On an average, in 2004 each foreign worker in the UAE remitted approximately $ 2981 per annum. Though a considerably small figure by western standards, it is offset by the sheer number of workers making remittances.[…]

[…]Asians and South Asians
This group makes up the largest percentage of the work force. However 95 % of this group works and resides in the UAE without the presence of their families. Hence they have a minimal expenditure. This group tends to remit on an average 90-95% of their income to their home countries.
This group is the second largest group of foreign workers in the UAE. 67% of Arab labor resides in the country with their families. Their average annual remittance to the home country as a percentage of the annual income stands at 5-15%
This category is the smallest as a percentage value, just 3 %,( 718,180), of the workforce. However it has the highest average annual income, (AED 360,000 ~ $ 98,000), in the country for any group. This group tends to have remittances as high as the first group, (Asians and South Asians), at around 80-85% of the annual income. This group is primarily made up of Europeans, Americans and South African nationals.[…]

Note: No, source has been cited for the above excerpts as they are from a certain company’s’ internal report. I.e. not for public consumption, until now. Whoops….

John B. Chilton said...

Brn beat me on the post so I have posted my version of the story at Emirates Economist.

BD said...

The report makes interesting reading and its conclusions seem to reflect reality. This is a small country, with a small population but several large industries. The country on a whole, and Dubai especially, is focused on developing a playground for as many of the world's affluent as it can lure. There's nothing wrong with that. If such people are not lapping up the world's resources in Dubai, they'll be doing it somewhere else.

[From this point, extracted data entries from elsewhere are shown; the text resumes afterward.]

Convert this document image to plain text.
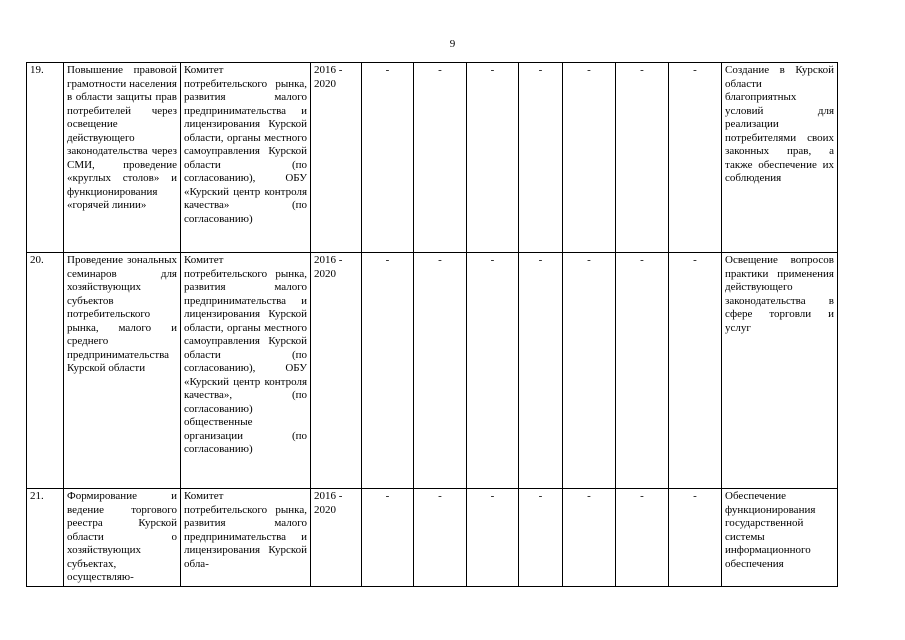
9
19.	Повышение правовой грамотности населения в области защиты прав потребителей через освещение действующего законодательства через СМИ, проведение «круглых столов» и функционирования «горячей линии»	Комитет потребительского рынка, развития малого предпринимательства и лицензирования Курской области, органы местного самоуправления Курской области (по согласованию), ОБУ «Курский центр контроля качества» (по согласованию)	2016 - 2020	-	-	-	-	-	-	-	Создание в Курской области благоприятных условий для реализации потребителями своих законных прав, а также обеспечение их соблюдения
20.	Проведение зональных семинаров для хозяйствующих субъектов потребительского рынка, малого и среднего предпринимательства Курской области	Комитет потребительского рынка, развития малого предпринимательства и лицензирования Курской области, органы местного самоуправления Курской области (по согласованию), ОБУ «Курский центр контроля качества», (по согласованию) общественные организации (по согласованию)	2016 - 2020	-	-	-	-	-	-	-	Освещение вопросов практики применения действующего законодательства в сфере торговли и услуг
21.	Формирование и ведение торгового реестра Курской области о хозяйствующих субъектах, осуществляю-	Комитет потребительского рынка, развития малого предпринимательства и лицензирования Курской обла-	2016 - 2020	-	-	-	-	-	-	-	Обеспечение функционирования государственной системы информационного обеспечения
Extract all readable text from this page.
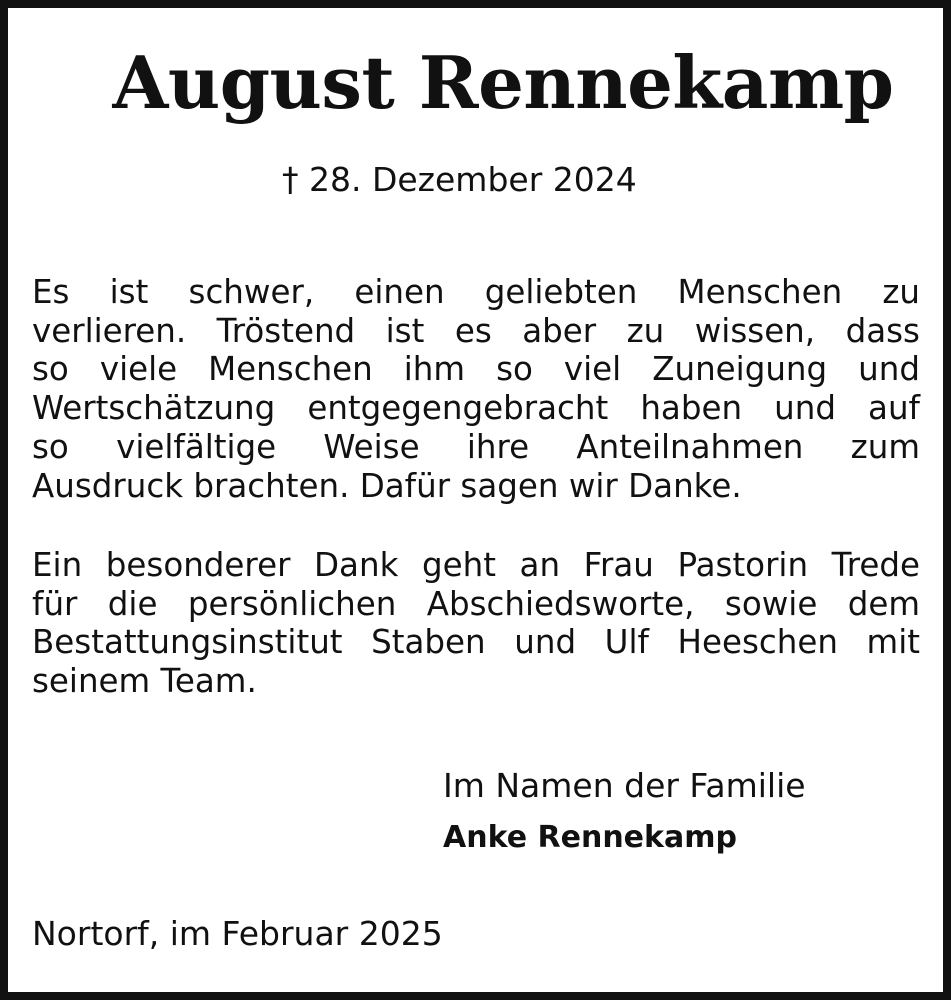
August Rennekamp
† 28. Dezember 2024
Es ist schwer, einen geliebten Menschen zu
verlieren. Tröstend ist es aber zu wissen, dass
so viele Menschen ihm so viel Zuneigung und
Wertschätzung entgegengebracht haben und auf
so vielfältige Weise ihre Anteilnahmen zum
Ausdruck brachten. Dafür sagen wir Danke.
Ein besonderer Dank geht an Frau Pastorin Trede
für die persönlichen Abschiedsworte, sowie dem
Bestattungsinstitut Staben und Ulf Heeschen mit
seinem Team.
Im Namen der Familie
Anke Rennekamp
Nortorf, im Februar 2025
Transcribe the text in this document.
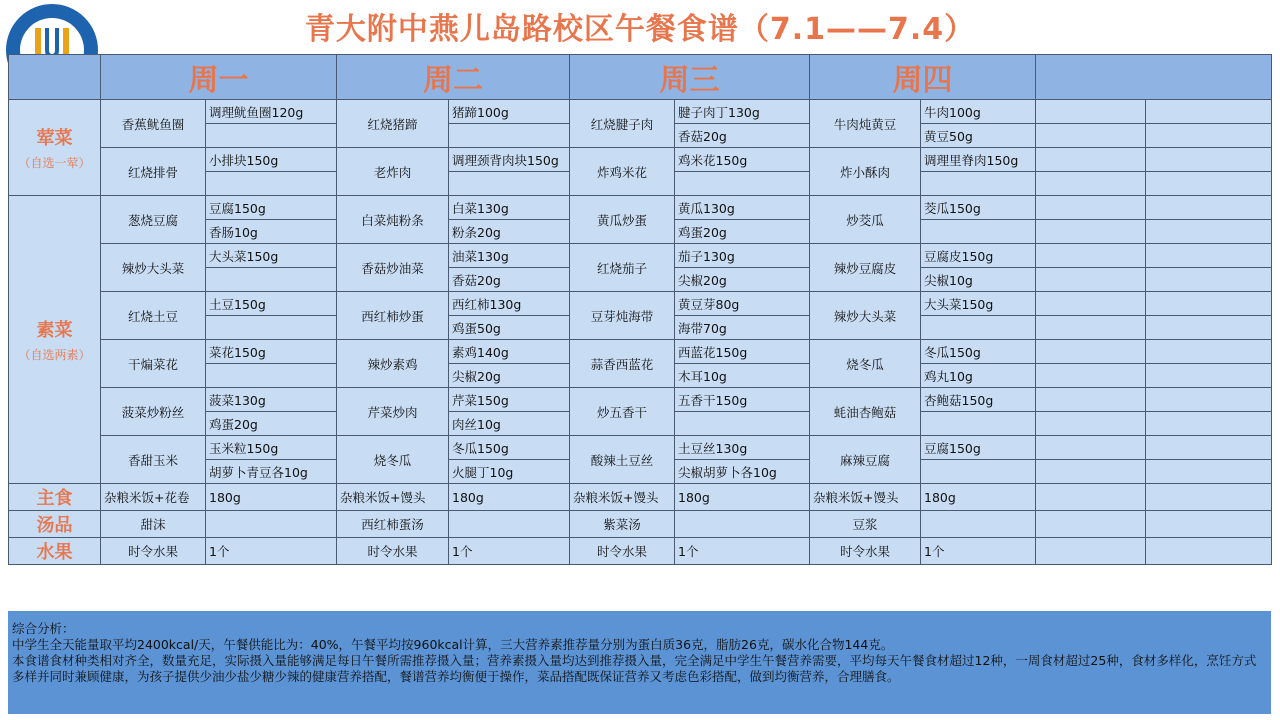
青大附中燕儿岛路校区午餐食谱（7.1——7.4）
	周一		周二		周三		周四			
荤菜
（自选一荤）	香蕉鱿鱼圈	调理鱿鱼圈120g	红烧猪蹄	猪蹄100g	红烧腱子肉	腱子肉丁130g	牛肉炖黄豆	牛肉100g		
						香菇20g		黄豆50g		
	红烧排骨	小排块150g	老炸肉	调理颈背肉块150g	炸鸡米花	鸡米花150g	炸小酥肉	调理里脊肉150g		

素菜
（自选两素）	葱烧豆腐	豆腐150g	白菜炖粉条	白菜130g	黄瓜炒蛋	黄瓜130g	炒茭瓜	茭瓜150g		
		香肠10g		粉条20g		鸡蛋20g				
	辣炒大头菜	大头菜150g	香菇炒油菜	油菜130g	红烧茄子	茄子130g	辣炒豆腐皮	豆腐皮150g		
				香菇20g		尖椒20g		尖椒10g		
	红烧土豆	土豆150g	西红柿炒蛋	西红柿130g	豆芽炖海带	黄豆芽80g	辣炒大头菜	大头菜150g		
				鸡蛋50g		海带70g				
	干煸菜花	菜花150g	辣炒素鸡	素鸡140g	蒜香西蓝花	西蓝花150g	烧冬瓜	冬瓜150g		
				尖椒20g		木耳10g		鸡丸10g		
	菠菜炒粉丝	菠菜130g	芹菜炒肉	芹菜150g	炒五香干	五香干150g	蚝油杏鲍菇	杏鲍菇150g		
		鸡蛋20g		肉丝10g						
	香甜玉米	玉米粒150g	烧冬瓜	冬瓜150g	酸辣土豆丝	土豆丝130g	麻辣豆腐	豆腐150g		
		胡萝卜青豆各10g		火腿丁10g		尖椒胡萝卜各10g				
主食	杂粮米饭+花卷	180g	杂粮米饭+馒头	180g	杂粮米饭+馒头	180g	杂粮米饭+馒头	180g		
汤品	甜沫		西红柿蛋汤		紫菜汤		豆浆			
水果	时令水果	1个	时令水果	1个	时令水果	1个	时令水果	1个		
综合分析：
中学生全天能量取平均2400kcal/天，午餐供能比为：40%，午餐平均按960kcal计算，三大营养素推荐量分别为蛋白质36克，脂肪26克，碳水化合物144克。
本食谱食材种类相对齐全，数量充足，实际摄入量能够满足每日午餐所需推荐摄入量；营养素摄入量均达到推荐摄入量，完全满足中学生午餐营养需要，平均每天午餐食材超过12种，一周食材超过25种，食材多样化，烹饪方式多样并同时兼顾健康，为孩子提供少油少盐少糖少辣的健康营养搭配，餐谱营养均衡便于操作，菜品搭配既保证营养又考虑色彩搭配，做到均衡营养，合理膳食。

This easily explains why the use of resources will soar to the stratosphere in this country. The government should not necessarily be embarrassed by this, but it should do more to encourage conservation. With careful thought and planning one can still offer luxury while curtailing waste. The metro is a step in the right direction, the promotion of sand and rock gardens as oppossed to lawns would help, notices in hotel rooms to encourage conservation, more eco-friendly buildings, etc. All this things can be done to better protect the environment while at the same time continuing to develop the country's leisure industries.

There was a report done by theworld.org recently on the use of windtowers somewhere in California, modelled after these traditional UAE structures. They were shown to cool temperatures upto 20 degrees (farenhiet, I believe). That is quite substantial. They pointed out, however, that although the technology comes from the UAE and one can now see hundreds of these windtowers on buildings in Dubai and elsewhere, these towers are in fact only decorative, without any functionality. That is pretty outrageous. These windtowers ought to be made functional.

John B. Chilton said...

brn, the msnbc version of the AP story (updated Monday evening ET) simply says "The United States is not bound by Kyoto." The AP, it seems, is capable of correcting itself - sometimes.

John B. Chilton said...


Taking account of environmental impact, tourism might be especially harmful in the UAE. I'm not sure, then, that it is in the UAE's interest to be pursuing being a playground for those well off enough to afford to visit.

And note that the msnbc version of the AP report says airplane emissions are not included -- though of course most of those move off and become some other country's problem.